The paraxylene to mixed xylene spread in Europe hit a four-month low on Monday due to a strong bid for MX propping up MX amid weak PX fundamentals depressing prices, according to Platts data.
PX was assessed at $598/mt FOB ARA Monday, down $5/mt from Friday, while MX was assessed at $499/mt FOB ARA Monday, up $15.50/mt. This placed the spread between the prices at $99/mt, shrinking $20.50/mt from Friday, and the lowest level since September 16. MX is a feedstock for PX.
The decline in the spread followed Total's bid for solvent MX during Platts MOC, which increased the MX premium.
The bid was outstanding at a $142/mt premium over the February Eurobob gasoline swap. Platts assessed the premium over both the January and February swaps a dollar above the outstanding bid at $143/mt, $18.50/mt above the level from Friday.
The higher premium was a result of export interest for mixed aromatics and reformate to Asia tightening the octanes market, according to sources.
No MX offers were heard suggesting that MX was a buyer's market.
On the other hand, PX demand was reported weak by several sources.
Several producers and traders were looking to export PX, as demand within Europe was subdued.

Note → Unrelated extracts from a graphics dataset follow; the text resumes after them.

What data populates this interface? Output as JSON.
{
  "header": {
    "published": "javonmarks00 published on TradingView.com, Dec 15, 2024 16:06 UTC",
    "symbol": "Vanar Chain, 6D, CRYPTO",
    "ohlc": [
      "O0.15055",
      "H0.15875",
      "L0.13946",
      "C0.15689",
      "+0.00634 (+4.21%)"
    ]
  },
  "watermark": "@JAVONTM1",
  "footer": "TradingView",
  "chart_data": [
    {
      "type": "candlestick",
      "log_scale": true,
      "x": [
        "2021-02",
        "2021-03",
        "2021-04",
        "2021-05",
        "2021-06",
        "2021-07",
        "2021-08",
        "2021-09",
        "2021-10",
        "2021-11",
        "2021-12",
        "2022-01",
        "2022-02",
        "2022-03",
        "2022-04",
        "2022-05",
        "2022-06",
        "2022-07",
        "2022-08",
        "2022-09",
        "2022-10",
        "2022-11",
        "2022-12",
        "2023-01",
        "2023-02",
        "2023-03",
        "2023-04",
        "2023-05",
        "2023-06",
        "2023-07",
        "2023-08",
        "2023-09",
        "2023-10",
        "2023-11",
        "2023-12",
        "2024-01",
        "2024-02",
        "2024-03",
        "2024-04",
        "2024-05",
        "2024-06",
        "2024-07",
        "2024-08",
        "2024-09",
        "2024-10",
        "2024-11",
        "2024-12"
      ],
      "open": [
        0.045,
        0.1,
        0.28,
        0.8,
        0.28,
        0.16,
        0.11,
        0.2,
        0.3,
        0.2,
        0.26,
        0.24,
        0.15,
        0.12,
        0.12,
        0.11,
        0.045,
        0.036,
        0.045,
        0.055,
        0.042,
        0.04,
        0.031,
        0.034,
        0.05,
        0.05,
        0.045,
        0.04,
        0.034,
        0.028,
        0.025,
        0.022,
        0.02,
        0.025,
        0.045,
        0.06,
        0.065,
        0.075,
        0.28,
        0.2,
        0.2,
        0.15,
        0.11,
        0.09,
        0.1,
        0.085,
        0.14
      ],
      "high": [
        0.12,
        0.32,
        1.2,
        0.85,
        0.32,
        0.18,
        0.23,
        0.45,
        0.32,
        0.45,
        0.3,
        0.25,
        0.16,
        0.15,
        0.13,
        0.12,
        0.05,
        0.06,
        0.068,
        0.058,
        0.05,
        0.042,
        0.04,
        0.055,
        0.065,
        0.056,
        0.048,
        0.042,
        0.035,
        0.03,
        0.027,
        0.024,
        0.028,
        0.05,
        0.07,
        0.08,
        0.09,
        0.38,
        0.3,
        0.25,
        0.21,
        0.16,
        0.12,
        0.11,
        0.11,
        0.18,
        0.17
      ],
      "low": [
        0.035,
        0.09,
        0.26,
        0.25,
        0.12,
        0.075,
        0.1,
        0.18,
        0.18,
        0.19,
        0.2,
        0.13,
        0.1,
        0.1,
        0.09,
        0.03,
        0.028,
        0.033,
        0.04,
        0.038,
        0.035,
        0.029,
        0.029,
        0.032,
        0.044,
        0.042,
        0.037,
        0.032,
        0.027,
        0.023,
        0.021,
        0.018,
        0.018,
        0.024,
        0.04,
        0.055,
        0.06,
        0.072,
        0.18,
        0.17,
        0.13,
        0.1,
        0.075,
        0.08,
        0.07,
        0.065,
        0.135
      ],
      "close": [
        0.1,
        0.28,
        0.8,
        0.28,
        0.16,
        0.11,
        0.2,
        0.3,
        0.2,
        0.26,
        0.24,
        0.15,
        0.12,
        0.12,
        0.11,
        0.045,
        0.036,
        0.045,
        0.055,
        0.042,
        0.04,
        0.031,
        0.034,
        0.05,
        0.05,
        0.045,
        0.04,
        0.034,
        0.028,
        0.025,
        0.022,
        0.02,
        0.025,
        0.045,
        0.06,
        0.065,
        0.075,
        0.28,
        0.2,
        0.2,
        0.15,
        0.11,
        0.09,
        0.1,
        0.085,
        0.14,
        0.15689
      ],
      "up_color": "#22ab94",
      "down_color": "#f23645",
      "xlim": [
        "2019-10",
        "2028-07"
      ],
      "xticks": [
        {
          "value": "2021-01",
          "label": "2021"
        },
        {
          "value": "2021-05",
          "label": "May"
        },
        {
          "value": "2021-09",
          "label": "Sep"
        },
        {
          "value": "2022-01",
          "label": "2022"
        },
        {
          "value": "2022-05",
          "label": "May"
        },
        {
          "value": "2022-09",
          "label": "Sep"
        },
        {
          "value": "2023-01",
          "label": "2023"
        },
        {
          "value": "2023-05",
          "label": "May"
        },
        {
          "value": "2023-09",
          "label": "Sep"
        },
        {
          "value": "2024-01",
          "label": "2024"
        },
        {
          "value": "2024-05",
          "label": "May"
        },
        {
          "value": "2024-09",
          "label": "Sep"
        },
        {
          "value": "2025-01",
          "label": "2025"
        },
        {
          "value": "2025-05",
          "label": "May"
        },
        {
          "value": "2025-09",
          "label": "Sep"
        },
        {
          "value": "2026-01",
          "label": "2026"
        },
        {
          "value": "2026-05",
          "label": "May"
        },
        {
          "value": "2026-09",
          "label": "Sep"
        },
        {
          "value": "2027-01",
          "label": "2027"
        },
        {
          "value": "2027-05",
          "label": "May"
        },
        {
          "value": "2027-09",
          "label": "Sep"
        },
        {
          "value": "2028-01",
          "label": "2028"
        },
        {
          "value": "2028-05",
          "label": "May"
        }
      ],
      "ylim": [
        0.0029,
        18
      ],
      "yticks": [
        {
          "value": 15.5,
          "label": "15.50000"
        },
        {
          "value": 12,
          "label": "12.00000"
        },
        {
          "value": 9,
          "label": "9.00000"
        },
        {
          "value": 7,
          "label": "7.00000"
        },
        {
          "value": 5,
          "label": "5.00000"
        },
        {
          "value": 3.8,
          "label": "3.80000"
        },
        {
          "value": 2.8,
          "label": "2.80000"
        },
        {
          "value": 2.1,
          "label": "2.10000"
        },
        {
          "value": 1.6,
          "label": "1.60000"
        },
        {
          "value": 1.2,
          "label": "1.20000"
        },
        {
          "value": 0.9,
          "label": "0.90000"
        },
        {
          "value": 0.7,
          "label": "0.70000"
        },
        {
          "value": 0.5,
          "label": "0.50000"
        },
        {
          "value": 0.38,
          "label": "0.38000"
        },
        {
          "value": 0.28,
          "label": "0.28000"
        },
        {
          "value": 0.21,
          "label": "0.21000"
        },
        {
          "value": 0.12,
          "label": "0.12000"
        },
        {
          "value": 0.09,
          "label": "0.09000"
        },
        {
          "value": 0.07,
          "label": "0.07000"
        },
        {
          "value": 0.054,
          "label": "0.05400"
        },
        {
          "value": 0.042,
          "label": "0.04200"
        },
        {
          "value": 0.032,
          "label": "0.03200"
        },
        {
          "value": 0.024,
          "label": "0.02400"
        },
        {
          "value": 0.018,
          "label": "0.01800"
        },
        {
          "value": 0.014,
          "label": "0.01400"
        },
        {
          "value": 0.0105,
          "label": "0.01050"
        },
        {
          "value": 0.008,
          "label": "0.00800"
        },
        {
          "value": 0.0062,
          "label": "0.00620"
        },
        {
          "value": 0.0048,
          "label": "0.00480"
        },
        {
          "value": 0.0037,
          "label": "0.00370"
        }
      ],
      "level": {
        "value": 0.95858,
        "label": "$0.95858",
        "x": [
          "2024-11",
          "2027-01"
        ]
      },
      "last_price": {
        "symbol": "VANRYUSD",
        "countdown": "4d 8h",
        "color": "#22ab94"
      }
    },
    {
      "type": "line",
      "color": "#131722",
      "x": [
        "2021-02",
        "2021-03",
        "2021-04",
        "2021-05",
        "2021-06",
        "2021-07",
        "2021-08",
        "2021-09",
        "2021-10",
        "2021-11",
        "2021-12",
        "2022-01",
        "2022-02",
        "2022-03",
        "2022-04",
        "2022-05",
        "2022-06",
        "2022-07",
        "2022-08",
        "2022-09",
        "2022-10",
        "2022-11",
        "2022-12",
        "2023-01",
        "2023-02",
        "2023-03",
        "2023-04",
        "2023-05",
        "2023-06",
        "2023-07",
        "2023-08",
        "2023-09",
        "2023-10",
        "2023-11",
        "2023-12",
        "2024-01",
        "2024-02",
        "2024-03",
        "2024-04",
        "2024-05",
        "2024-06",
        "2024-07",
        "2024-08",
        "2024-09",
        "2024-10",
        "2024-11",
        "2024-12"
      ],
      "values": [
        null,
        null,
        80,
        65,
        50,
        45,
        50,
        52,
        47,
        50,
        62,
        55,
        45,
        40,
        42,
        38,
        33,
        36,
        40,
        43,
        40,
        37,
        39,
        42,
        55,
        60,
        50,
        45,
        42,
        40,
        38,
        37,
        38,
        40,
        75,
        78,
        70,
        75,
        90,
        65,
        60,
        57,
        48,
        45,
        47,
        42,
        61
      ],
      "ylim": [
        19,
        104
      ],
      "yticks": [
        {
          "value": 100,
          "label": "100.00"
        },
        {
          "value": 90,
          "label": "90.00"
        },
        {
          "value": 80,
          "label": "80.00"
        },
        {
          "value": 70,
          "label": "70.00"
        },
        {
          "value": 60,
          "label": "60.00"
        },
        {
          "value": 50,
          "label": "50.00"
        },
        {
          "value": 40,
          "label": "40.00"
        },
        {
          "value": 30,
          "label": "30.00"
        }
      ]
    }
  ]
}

Indeed, Artlant's 700,000 mt/year purified terephthalic acid plant in Sines, Portugal, remained idled.
PX is a feedstock for PTA.
The low PX-MX spread meant that PX spot production was not profitable. Industry sources have previously said that the spread needs to be above $150/mt for spot production to make sense.
It has been trending below $150/mt since January 8.
"With the current PX-MX spread, there is no economic incentive to produce spot PX," a source said last Friday.